International role of the euro

Context

The launch of the euro in 1999 created expectations that the European currency would enjoy equal standing with the dollar. 20 years following the launch of the single currency, the euro has become the second most important currency in the world. But after an initial period of growth, its role in the global economy has stagnated or shrunk.

On December 2018, the European Commission has started an initiative for a critical reflection on the international role of the euro considering the future of EU-27 after Brexit. (Communication on 5 December 2018). The objective of the Commission is not to interfere in commercial freedom or limit choice, but rather to expand the choice for market participants by ensuring that the euro represents a strong and reliable currency of choice.
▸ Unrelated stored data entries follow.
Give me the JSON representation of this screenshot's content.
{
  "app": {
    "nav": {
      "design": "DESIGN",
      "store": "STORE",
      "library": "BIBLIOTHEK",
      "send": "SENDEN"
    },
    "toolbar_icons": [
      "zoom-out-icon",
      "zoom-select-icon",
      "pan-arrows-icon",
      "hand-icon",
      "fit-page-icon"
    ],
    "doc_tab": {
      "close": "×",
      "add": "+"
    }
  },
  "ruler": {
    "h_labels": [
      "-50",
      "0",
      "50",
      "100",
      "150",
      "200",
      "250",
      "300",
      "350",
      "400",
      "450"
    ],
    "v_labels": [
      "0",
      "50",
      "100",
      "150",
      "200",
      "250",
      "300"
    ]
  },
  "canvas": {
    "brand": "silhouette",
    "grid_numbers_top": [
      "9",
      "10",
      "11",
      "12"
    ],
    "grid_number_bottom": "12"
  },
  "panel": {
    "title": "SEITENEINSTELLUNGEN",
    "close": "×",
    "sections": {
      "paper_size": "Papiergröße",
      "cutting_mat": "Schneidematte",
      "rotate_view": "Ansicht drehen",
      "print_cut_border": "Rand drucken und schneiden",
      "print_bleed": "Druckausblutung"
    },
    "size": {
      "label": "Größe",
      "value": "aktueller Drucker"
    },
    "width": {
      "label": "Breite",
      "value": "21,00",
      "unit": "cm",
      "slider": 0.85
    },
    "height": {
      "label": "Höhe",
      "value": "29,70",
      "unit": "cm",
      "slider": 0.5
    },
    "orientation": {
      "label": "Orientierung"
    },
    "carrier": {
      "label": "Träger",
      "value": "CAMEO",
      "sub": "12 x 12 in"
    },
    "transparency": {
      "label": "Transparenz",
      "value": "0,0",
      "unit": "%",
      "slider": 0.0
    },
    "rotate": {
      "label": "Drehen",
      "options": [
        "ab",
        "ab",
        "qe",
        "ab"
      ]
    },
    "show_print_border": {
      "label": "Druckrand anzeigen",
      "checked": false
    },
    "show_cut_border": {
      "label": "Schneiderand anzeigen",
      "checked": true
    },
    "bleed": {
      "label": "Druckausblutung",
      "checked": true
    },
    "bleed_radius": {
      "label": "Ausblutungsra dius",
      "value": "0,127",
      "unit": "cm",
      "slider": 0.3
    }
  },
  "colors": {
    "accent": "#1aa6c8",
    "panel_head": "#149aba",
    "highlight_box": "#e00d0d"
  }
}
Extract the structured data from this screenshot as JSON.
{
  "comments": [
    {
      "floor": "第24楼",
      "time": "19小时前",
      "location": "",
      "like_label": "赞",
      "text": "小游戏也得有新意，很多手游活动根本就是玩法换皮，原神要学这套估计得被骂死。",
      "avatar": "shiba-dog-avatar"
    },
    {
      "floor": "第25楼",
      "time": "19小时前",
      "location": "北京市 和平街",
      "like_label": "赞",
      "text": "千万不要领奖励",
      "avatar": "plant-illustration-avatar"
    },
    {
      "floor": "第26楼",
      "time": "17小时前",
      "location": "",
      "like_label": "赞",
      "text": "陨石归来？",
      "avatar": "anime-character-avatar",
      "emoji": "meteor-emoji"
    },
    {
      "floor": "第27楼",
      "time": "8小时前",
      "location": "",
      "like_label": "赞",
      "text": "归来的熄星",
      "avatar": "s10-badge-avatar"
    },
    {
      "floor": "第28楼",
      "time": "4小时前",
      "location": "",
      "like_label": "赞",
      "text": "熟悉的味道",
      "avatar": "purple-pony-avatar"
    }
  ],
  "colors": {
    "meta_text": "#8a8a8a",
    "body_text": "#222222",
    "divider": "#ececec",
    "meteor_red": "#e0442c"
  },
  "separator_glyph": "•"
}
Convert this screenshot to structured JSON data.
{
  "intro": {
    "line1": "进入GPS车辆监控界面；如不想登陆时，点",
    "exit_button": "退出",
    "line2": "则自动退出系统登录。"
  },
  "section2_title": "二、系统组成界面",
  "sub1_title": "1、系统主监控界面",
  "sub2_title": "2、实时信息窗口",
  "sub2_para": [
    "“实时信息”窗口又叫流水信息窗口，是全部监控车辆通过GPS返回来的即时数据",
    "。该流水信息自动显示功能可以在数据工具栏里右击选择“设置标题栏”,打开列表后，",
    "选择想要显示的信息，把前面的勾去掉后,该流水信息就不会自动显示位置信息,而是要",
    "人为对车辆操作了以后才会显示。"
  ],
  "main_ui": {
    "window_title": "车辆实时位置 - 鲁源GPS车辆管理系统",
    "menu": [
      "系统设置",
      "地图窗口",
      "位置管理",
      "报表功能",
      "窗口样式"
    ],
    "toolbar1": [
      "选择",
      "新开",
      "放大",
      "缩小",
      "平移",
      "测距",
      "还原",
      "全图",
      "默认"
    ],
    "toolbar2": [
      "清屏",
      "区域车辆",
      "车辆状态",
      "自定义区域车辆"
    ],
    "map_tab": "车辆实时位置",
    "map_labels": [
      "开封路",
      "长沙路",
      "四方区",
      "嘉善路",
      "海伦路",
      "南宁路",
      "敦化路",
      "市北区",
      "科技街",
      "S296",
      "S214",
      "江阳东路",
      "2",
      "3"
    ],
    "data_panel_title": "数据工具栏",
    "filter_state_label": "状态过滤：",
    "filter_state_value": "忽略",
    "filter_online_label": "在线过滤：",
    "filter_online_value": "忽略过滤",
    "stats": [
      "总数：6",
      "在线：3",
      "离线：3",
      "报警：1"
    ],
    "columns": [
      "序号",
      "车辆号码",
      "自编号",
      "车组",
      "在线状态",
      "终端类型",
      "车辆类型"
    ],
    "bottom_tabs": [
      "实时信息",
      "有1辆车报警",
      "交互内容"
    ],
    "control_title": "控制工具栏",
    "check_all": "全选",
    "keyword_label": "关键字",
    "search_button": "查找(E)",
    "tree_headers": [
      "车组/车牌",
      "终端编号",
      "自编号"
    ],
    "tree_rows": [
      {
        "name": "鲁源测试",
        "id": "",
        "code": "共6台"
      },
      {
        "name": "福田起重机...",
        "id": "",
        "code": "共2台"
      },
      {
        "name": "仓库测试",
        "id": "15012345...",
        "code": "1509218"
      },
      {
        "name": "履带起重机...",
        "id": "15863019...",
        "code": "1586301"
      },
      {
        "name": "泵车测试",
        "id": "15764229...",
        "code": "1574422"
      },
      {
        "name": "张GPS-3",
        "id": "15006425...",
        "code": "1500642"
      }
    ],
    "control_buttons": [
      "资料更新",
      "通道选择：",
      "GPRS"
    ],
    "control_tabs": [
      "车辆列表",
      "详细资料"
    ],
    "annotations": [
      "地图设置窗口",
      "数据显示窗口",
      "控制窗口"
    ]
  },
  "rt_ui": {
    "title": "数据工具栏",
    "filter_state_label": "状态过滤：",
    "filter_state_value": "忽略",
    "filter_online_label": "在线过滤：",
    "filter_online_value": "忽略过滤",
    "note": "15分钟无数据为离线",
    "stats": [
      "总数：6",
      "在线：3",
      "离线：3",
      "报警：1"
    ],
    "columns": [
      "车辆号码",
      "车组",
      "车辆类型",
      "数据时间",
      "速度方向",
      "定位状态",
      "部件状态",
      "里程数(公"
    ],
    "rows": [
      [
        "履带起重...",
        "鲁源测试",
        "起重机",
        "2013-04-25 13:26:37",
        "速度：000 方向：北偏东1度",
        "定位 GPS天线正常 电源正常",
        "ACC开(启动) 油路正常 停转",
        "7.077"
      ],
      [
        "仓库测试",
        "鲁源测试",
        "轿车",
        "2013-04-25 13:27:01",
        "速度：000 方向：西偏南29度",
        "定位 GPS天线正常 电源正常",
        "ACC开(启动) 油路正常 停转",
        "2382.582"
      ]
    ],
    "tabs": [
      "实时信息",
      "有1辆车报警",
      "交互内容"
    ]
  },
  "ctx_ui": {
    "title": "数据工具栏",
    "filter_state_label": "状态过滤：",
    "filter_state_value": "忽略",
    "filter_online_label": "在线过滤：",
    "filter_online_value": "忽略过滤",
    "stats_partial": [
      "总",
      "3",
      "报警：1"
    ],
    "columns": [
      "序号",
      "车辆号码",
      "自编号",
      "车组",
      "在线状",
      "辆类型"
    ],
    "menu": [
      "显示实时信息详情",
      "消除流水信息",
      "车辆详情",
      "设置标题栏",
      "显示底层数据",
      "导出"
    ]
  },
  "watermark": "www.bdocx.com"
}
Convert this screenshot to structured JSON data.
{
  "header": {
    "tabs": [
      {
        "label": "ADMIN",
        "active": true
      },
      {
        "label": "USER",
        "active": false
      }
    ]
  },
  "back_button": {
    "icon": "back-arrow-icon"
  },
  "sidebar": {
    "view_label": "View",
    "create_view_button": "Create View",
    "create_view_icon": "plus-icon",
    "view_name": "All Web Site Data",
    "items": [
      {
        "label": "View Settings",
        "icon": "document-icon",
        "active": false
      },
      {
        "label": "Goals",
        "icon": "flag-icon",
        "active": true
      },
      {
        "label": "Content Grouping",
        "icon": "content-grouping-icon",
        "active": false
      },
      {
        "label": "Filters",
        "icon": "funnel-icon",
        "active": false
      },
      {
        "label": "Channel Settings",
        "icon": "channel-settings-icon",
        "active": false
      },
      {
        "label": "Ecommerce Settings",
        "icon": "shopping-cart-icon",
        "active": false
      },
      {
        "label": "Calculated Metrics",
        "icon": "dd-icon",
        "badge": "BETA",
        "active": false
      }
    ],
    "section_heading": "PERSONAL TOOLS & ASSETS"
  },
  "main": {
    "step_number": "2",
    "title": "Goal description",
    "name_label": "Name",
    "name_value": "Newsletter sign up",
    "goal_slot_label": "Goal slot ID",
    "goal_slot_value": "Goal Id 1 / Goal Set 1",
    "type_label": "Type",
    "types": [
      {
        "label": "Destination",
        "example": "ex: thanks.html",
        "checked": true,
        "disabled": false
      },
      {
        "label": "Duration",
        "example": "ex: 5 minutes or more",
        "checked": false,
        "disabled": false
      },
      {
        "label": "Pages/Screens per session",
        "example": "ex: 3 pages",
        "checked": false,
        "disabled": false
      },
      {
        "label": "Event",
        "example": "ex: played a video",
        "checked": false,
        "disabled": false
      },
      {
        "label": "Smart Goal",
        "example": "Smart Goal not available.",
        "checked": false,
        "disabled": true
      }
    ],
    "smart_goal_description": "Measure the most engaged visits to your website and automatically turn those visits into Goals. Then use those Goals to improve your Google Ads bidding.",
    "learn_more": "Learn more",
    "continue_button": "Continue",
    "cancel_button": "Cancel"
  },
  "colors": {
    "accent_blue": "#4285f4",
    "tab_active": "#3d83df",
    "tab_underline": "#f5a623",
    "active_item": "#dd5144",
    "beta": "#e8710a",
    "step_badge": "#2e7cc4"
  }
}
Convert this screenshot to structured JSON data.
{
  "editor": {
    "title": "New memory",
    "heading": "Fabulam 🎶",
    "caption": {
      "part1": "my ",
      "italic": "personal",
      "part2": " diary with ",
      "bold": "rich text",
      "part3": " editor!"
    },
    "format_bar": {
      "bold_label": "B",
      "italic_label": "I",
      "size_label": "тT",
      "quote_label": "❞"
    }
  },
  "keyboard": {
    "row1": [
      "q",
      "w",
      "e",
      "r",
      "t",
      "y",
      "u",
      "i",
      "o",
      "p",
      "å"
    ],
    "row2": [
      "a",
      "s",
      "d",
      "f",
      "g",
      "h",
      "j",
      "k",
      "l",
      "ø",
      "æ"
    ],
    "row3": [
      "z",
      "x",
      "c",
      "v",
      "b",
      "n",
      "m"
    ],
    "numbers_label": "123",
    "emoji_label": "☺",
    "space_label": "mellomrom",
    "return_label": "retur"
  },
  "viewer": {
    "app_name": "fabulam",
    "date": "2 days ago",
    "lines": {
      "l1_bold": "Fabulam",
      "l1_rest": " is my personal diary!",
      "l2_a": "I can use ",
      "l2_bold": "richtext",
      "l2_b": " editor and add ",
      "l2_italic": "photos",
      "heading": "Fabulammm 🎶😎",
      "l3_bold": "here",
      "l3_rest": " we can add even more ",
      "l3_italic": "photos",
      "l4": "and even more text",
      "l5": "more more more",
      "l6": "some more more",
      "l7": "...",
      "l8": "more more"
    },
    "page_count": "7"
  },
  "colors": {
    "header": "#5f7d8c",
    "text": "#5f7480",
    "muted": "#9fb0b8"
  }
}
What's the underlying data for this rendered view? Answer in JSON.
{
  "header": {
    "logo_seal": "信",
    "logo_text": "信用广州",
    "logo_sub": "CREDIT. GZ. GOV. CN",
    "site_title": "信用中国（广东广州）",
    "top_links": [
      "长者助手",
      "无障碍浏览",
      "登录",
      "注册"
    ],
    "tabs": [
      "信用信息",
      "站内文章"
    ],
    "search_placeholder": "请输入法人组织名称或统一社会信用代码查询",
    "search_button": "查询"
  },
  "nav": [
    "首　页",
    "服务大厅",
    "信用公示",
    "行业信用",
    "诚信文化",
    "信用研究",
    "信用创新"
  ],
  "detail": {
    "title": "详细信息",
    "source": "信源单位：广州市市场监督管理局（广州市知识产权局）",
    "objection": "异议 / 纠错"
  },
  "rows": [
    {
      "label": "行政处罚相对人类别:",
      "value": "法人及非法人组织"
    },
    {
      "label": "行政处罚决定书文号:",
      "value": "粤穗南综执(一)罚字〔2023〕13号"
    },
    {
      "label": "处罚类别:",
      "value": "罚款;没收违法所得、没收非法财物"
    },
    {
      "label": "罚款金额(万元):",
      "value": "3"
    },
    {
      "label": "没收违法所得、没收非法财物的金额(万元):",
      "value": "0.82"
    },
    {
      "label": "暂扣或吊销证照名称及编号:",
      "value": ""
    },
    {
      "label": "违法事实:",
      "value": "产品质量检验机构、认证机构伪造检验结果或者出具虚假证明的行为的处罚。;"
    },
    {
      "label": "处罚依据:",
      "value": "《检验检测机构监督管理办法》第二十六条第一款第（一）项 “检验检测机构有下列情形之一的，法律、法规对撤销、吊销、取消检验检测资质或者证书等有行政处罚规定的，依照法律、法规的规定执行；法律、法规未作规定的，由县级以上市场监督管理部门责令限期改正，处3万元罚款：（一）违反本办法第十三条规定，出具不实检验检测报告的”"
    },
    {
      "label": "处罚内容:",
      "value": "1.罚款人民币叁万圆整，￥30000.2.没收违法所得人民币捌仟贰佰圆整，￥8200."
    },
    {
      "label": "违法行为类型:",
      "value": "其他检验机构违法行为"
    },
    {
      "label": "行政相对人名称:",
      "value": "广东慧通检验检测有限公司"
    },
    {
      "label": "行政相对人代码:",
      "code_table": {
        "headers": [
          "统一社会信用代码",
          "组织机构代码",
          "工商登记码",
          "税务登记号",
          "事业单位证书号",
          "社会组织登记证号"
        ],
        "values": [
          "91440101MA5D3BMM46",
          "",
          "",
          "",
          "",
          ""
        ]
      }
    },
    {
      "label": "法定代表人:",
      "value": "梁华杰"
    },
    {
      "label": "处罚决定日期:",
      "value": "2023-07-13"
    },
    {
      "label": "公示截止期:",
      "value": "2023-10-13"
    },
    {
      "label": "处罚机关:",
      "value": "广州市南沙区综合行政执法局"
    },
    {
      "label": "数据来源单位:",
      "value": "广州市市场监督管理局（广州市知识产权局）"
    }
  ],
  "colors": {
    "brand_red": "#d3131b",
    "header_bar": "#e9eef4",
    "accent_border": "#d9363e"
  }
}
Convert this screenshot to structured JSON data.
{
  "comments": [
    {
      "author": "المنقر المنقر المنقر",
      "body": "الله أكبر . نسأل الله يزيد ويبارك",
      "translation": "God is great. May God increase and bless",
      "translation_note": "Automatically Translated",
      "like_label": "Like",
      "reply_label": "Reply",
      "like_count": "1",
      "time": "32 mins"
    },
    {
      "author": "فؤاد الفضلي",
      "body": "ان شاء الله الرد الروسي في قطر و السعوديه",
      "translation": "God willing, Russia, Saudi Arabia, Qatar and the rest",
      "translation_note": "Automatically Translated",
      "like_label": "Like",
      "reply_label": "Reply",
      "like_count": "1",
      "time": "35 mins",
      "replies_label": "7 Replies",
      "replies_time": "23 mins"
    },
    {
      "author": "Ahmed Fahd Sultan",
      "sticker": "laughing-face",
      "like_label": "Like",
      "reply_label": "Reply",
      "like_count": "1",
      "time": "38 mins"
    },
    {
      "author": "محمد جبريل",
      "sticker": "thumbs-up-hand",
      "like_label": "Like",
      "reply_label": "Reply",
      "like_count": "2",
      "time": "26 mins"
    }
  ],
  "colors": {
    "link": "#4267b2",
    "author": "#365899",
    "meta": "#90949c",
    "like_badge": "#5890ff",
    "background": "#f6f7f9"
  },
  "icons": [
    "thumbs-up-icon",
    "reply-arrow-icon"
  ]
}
The euro is a natural candidate for a diversification of the US dollar as the euro Is the second largest global reserve currency. Promoting the euro internationally attempts to counter the US-led retreat from globalisation and free markets. The European Commission has argued for a more global role for the euro amid concerns that elements of US foreign policy, such as “America first” and sanctions on Iran, cannot be bypassed in a world order where most global trade and financial transactions are priced in dollars.

But the US dollar is used in reserves, in payment systems and for funding banks because it has a massive pool of safe assets in the form of US Treasuries and stable and tested monetary and political governance. Europeans should not ignore the fact that a currency cannot be given reserve status by administrative fiat. Strength abroad reflects unity at home.

Contributions to the policy debate

Extracted from the main Eurofi publications (Regulatory Updates, Views Magazines and Conference Summaries)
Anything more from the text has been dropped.